Jeff Brouws: Typologies

Robert Mann Gallery is pleased to present Typologies, an online presentation of works by Jeff Brouws featuring three new portfolios by the artist: Railroad Tunnel Exteriors, Railroad Tunnel Interiors, Substations and various earlier works.
Practicing what the artist terms “visual anthropology,” Brouws, over the past thirty years, has persistently pursued a body of work that examines the evolving American landscape through its myriad cultural and industrial artifacts. Taking inspiration from the “anonymous sculpture” studies of Hilla and Bernd Becher, the New Topographics Movement, the deadpan artist books of Ed Ruscha—and with these latest series the topographic surveys of the 19th Century—Brouws has produced visual archives focused mainly on architectural and landscape forms that forge his own photographic territory. Without romanticizing his subject matter, the photographs ask us to consider the historic, economic or social forces that have shaped our built environment—from its initial development to its eventual demise to its rebirth.

Begun in 2019, Brouws’ Railroad Tunnel series, is not only an homage to U.S. Geological Survey photographers Carleton Watkins and A J. Russell (both of whom photographed the construction of the transcontinental railroads), but also reflects the artist’s life-long interest in the railroad landscape and its environs. As railroad networks expanded and then contracted during the 20th century—due to redundancies, mergers, loss of manufacturing, outsourcing and globalization—rail lines across the United States either remained active, became moribund, or were abandoned. Brouws’s photographs reflect these transitional states, with the tunnels acting as physical examples of “history and technology embedded in the landscape.” That history, like the rails themselves, also speaks to the labor of countless workers who toiled to build them, many dug by hand before dynamite and TNT came into common use. To document these often hidden and out-of-the-way earthworks of the Industrial Age, Brouws utilized contemporary mapping technology, researching the locations online and through Google Earth satellite imagery before venturing into the field.
Similarly, but more aligned with the Becher’s “anonymous sculpture” modalities, Brouws has spent the last decade assembling a collection of electrical substation photographs, exploring their varied, yet recognizable structural forms as “readymade” or “found” pieces of unintended industrial sculpture. Anticipating that the rise of wind and solar power will necessitate a reinvention of the grid, these substations will also be rebuilt, torn down or abandoned. As with the tunnels, Brouws uses photography in this capacity as both an aesthetic tool and mechanism for preserving history, recording for posterity the infrastructure that is essential to our everyday life but goes mostly unnoticed.
Over the course of Jeff Brouwsʼ career he has created an encyclopedic visual archive devoted to preserving the artifacts of our heritage. This exploration of subjects has allowed him to create a visual anthology of technological, cultural, and architectural history.

About the Author

Jeff Brouws, born in San Francisco in 1955, is a self-taught artist. Pursuing photography since age 13, where he roamed the railroad and industrial corridors of the South Bay Peninsula, Brouws has compiled a visual survey of America’s evolving rural, urban and suburban cultural landscapes.

A portrait of Jeff Brouws

Using single photographs as subtle narrative and compiling typologies to index the nation’s character, he revels in the “readymades” found in many of these environments. Influenced by the New Topographic Movement, the artist books of Ed Ruscha (to whom Brouws paid homage with his Twentysix Abandoned Gasoline Stations project in 1992) as well as the writings of cultural geographers like J.B. Jackson, Dolores Hayden and John Stilgoe, Brouws has combined anthropological inquiry and a bleak aesthetic beauty mining the overlooked, the obsolete, the mundane.
Initially engaged with what Walker Evans termed the “historical contemporary” along America’s secondary highways beginning in the late 1980s, over the following twenty years Brouws has extended this inquiry into the everyday places occupied by most Americans – the franchised landscapes of strip malls, homogenized housing tracts and fast food chains.

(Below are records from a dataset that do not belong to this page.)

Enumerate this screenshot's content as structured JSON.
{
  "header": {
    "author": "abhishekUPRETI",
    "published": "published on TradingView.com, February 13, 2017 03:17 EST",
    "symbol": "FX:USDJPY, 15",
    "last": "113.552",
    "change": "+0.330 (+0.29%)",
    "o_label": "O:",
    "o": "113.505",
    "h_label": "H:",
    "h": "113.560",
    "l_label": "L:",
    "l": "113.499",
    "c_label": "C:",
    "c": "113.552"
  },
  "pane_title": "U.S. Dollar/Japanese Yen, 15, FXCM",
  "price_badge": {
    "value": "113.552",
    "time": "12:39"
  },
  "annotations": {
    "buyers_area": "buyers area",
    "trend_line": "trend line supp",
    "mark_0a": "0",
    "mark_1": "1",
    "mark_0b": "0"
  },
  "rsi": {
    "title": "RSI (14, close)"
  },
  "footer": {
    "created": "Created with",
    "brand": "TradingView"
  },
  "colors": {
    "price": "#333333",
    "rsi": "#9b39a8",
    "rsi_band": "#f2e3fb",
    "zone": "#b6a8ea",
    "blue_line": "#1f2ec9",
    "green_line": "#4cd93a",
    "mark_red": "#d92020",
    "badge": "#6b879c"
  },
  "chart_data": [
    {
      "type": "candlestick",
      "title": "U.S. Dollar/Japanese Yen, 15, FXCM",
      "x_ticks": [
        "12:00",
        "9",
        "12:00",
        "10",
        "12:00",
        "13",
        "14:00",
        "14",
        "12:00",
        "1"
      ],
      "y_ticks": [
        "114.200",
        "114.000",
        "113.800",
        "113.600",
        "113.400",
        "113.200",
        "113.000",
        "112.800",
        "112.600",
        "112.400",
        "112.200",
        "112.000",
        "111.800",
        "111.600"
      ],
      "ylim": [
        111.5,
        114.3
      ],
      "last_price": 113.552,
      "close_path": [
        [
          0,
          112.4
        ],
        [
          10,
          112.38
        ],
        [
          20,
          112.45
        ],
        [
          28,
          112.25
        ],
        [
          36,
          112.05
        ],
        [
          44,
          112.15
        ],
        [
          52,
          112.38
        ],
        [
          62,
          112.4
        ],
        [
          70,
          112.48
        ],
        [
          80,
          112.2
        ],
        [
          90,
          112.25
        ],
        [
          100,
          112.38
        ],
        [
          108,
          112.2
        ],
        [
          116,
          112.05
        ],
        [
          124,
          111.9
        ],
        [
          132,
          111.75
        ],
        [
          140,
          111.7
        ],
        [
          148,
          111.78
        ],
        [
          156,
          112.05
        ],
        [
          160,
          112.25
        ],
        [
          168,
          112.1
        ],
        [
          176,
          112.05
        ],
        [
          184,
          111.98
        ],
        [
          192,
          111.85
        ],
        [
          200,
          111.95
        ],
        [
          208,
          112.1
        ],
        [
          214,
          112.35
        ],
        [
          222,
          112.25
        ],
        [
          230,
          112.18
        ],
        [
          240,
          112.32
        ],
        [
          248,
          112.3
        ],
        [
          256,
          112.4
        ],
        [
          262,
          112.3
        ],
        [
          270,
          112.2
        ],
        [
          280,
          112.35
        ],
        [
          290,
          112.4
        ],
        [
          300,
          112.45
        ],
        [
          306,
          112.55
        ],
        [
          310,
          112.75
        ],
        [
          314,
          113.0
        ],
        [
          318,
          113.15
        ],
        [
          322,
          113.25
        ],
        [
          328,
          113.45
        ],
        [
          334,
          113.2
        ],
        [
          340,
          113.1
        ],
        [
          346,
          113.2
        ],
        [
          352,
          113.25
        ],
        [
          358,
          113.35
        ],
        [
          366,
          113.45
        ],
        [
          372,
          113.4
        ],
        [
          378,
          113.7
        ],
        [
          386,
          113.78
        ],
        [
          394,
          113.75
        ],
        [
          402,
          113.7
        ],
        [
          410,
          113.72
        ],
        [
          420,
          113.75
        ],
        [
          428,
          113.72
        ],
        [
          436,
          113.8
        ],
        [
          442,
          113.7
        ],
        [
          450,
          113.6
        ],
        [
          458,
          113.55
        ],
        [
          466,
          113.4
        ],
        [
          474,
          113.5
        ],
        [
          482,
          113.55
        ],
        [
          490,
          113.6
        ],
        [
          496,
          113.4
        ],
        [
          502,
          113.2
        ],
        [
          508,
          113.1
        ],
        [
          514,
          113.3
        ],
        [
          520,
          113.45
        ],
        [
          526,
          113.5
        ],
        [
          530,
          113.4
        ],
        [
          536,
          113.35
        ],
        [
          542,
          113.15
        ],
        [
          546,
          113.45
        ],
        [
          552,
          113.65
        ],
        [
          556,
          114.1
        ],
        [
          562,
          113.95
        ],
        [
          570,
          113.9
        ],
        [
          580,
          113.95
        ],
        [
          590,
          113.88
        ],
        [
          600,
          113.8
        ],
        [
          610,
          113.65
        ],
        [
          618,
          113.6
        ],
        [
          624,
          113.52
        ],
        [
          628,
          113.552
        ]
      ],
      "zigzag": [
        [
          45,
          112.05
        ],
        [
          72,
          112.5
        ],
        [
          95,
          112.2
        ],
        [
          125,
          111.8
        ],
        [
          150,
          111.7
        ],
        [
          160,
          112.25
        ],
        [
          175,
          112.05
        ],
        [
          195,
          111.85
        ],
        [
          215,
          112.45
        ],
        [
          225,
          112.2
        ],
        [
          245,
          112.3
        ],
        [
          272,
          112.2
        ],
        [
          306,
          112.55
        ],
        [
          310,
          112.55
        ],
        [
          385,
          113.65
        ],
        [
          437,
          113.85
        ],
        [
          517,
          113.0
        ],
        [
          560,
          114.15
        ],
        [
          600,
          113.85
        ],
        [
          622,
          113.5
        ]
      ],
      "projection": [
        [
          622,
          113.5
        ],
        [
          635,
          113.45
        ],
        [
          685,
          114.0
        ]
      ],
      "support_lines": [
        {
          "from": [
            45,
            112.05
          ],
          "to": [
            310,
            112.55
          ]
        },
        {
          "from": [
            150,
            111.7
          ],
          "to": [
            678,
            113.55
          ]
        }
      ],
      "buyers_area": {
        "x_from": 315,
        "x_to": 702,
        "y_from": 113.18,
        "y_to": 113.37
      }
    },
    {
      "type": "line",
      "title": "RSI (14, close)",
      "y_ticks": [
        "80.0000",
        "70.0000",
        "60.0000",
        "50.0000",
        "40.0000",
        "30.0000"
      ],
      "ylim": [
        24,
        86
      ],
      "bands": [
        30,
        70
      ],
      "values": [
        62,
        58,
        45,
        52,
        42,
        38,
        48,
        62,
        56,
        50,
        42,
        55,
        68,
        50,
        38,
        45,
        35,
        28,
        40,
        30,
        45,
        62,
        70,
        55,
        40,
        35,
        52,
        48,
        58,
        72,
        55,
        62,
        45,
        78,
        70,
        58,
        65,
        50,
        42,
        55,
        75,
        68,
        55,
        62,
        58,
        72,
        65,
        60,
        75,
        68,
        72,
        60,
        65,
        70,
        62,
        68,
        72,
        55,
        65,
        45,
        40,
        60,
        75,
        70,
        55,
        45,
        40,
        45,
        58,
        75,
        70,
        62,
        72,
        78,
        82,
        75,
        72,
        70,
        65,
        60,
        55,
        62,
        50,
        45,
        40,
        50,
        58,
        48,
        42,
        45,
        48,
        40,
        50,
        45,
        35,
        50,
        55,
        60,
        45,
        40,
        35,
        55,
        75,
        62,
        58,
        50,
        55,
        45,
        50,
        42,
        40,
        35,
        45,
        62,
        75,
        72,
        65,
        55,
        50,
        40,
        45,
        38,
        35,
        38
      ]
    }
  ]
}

More recently, he has also instigated an all-encompassing photographic investigation of decimated inner cities: abandoned manufacturing sites, low-income housing, and other commercial ruins – residual public spaces left behind by the effects of de-industrialization, white flight, disinvestment, failed urban policy and overall societal neglect. Throughout these various series, Brouws seeks the nexus points behind the movement of capital and the cycles of construction, decline and renewal within the built environment. For him roads, highways and city streets – vital components of a national infrastructure – are both engines of economic development and symbols of human freedom. By subtle implication, his photographs also evoke the restlessness of an uncertain nation and communicate a low-lying foreboding. They also challenge the mythos of the American Dream and suggest an underlying disparity throughout a country that purports economic equality and social justice for all.
Brouws is the author of seven books including his most recent Approaching Nowhere published by W. W. Norton in 2006. His photographs can be found in major private and public collections including the Whitney Museum of Art, San Francisco Museum of Art, Harvard’s Fogg Museum, Princeton University Art Museum, and the Henry Art Museum.